Buy your own damned birth control. And stop forcing me to pay for other peoples kids.
Birth control is personal responsibility. I’m not paying for someone else’s condoms or birth control pills. But I do find great humor that the gay crowd has to pay for it also.
The whole obamacare scam must be repealed.
The fraud must be removed from the White House.
Glee Aikin? Really?
Now serving grape Flavoraid at a nursing home near you.
Scaled to a population of over 300,000,000, then 750,000 or 7.5 to 3,000 annually sounds like a normal or low death rate, not euthanazia.
I cared for my 89 year old mother when she was dying of congestive heart failure as the pig valve she received 10 years earlier began to fail. She was too frail for another surgery. I also cared for my husband who died of Alzheimers. The last 3 years were 24/7/365. Neither wanted to die in a hospital hooked up to IV and stomach tubes and they signed advanced directives years earlier when they were lucid. My mother knew she was dying and suffered from anxiety. My cousin, a doctor who knew and cared about my mother, suggested a mild tranquilizer which was a big help. When my husband finally collapsed and could not walk any more, the doctors who had seen him 3 months earlier sent me home hospice care (a nurse visited daily to check on him and give me advice). After a few days he did not want to eat. My son and I talked with the doctors. They said, feed him if he wants food, give water if he wants it. He did not, he died 5 days later at home in our bed. There is a time when dying is normal, we must learn to accept that and help the way the loved one wants us to. The Red Cross and others should offer classes on home care of the dying. Many want to die at home, but family do not feel able to do this—fear and ignorance.
I decided to check out the Liverpool Care Pathway. There are many links. Here is one about comparative testing, and an important comment.
Actually, dying people don’t feel thirst. The dying person follows their body cues just like a living one does. Their body is shutting down and doesn’t want food or fluid. Trying to force that into their body is cruel and causes them to become ill and vomit, and that usually ends up in their lungs. Fluids cause overload and create pain and breathing difficulties. There seems to be a lack of knowledge about the dying process. It is part of the life cycle. When your body is done so are you.
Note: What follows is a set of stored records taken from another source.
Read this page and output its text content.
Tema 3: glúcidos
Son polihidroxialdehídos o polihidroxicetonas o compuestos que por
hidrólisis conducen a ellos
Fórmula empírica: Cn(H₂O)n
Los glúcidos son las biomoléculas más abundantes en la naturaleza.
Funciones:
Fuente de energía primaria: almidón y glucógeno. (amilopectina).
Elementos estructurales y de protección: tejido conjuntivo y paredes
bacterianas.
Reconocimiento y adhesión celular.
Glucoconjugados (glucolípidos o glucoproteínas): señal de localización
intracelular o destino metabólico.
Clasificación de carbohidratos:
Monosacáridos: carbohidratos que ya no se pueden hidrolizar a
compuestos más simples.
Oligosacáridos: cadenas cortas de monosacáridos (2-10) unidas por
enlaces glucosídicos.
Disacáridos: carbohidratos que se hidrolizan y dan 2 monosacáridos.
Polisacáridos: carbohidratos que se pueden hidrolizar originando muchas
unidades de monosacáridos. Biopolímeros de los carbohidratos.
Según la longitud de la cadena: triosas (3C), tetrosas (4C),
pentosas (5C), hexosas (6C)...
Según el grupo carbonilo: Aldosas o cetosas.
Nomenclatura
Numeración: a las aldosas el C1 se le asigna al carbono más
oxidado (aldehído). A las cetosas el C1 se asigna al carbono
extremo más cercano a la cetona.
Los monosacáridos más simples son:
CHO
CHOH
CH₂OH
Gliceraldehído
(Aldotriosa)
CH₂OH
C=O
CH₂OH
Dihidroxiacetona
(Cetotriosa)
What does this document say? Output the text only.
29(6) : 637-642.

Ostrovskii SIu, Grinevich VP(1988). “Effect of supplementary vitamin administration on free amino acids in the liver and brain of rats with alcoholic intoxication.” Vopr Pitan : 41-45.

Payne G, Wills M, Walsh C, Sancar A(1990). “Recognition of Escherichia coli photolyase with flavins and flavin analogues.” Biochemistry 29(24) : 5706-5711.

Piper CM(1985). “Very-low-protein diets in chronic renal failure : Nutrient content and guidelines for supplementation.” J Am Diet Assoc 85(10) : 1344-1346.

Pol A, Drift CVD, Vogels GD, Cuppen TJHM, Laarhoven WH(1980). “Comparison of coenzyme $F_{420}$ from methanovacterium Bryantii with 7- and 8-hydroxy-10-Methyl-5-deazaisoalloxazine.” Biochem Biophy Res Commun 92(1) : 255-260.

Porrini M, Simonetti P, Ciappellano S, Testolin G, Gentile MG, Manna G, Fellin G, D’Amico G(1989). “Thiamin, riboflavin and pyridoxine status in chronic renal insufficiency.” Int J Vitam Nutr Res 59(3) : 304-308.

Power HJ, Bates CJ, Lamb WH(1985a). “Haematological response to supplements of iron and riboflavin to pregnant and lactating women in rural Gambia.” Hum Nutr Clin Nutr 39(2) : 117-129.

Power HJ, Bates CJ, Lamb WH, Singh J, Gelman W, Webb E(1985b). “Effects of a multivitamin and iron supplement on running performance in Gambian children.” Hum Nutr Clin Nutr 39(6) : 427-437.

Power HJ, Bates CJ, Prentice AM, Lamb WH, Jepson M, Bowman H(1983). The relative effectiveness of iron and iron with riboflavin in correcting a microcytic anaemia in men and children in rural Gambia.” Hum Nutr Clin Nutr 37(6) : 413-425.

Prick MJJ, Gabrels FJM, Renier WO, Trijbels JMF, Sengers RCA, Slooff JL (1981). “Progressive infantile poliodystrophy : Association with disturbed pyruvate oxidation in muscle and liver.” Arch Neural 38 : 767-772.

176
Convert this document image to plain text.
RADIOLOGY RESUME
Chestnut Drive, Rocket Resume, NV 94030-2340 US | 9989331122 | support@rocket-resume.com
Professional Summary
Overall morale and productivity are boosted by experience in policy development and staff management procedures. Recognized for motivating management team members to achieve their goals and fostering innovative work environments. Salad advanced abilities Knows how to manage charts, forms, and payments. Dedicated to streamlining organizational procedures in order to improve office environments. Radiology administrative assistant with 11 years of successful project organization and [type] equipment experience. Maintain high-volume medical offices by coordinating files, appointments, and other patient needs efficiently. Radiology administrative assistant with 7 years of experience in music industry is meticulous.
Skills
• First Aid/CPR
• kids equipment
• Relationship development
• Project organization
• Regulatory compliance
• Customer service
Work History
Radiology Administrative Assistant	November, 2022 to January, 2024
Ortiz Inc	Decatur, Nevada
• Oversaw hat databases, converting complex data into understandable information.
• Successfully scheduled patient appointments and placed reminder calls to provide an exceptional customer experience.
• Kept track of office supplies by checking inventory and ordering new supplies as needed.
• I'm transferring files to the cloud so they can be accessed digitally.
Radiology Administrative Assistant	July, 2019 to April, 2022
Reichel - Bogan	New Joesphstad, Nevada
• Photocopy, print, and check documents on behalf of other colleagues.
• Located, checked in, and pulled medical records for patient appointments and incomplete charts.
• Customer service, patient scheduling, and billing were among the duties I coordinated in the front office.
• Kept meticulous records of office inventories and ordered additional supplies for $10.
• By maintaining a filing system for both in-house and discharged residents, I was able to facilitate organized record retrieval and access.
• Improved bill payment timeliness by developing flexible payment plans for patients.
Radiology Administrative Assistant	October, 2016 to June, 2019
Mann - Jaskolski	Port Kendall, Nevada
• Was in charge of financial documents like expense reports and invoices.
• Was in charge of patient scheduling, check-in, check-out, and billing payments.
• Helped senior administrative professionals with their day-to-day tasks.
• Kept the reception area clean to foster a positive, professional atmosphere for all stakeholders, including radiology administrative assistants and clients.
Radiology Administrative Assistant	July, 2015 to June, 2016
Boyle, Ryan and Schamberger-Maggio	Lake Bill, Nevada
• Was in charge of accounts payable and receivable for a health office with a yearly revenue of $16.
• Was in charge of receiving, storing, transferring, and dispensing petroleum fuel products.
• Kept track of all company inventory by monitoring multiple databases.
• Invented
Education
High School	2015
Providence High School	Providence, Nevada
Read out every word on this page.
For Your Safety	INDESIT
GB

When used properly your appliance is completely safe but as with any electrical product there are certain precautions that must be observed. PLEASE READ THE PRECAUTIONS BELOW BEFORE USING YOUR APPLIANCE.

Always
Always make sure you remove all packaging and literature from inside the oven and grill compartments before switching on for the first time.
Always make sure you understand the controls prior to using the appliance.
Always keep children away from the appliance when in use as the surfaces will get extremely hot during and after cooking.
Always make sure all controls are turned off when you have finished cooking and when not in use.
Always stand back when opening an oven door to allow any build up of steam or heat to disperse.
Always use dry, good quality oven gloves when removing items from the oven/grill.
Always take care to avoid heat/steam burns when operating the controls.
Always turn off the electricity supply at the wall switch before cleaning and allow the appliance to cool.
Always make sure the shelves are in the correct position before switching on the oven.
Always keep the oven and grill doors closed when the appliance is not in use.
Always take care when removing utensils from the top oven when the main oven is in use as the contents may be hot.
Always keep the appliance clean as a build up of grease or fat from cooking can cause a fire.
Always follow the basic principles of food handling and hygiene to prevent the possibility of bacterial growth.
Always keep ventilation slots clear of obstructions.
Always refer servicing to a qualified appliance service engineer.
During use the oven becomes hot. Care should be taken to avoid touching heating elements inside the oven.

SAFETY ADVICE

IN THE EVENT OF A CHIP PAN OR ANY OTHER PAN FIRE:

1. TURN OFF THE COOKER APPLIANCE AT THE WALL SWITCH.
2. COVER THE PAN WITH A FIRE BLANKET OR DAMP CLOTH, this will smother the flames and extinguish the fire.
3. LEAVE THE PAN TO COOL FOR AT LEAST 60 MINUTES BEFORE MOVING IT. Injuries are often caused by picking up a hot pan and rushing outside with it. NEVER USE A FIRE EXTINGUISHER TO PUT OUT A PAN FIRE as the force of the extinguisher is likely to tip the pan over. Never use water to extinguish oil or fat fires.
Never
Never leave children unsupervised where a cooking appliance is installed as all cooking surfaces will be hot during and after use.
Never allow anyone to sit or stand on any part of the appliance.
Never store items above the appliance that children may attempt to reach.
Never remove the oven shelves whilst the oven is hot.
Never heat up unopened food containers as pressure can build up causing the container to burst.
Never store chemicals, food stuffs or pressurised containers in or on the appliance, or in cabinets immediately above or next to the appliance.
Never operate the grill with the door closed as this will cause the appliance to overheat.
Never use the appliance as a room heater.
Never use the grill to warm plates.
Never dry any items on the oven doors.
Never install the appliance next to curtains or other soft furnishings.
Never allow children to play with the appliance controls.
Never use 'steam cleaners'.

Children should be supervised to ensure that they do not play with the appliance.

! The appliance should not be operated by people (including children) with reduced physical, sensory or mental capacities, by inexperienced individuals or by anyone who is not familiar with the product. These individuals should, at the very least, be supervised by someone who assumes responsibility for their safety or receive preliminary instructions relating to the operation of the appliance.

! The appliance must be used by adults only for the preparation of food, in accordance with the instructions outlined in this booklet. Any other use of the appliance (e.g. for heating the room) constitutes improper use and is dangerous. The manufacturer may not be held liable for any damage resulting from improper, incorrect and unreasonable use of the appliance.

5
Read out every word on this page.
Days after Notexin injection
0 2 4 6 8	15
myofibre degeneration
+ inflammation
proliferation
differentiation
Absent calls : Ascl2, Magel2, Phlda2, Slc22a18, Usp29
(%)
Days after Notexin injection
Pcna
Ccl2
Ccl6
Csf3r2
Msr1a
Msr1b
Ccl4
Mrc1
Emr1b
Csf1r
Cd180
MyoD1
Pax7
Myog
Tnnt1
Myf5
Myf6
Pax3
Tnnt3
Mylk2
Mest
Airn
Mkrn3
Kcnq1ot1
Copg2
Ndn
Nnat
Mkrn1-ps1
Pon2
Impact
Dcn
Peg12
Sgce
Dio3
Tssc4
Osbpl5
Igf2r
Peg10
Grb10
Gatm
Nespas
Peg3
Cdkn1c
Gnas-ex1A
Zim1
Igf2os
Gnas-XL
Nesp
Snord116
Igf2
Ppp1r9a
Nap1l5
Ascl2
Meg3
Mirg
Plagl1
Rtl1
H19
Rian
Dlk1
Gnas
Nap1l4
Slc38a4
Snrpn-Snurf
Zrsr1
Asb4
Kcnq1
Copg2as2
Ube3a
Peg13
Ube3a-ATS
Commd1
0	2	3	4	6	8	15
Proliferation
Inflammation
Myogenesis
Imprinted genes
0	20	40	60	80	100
We can keep you free of pain and other symptoms if you have them. But we can’t change the course you are on. The ethical solution is to maintain comfort only.
I never thought I’d see the day when the VA is the best deal going on health “insurance”.
You like paying for STDs?
If you’re too fucking stupid to understand the difference between Viagra and birth control, you’re probably a female.
The bottom line is that there are debilitation and preventable deaths in many instances over there with very little to balance it on the positive side (e.g. lower overall cost).
As per post 25, she is indeed a woman - a thourghly mixed up one at that.
And how many people who knew they were dying have begged YOU to care for them at home so they don’t end up dying in a hospital.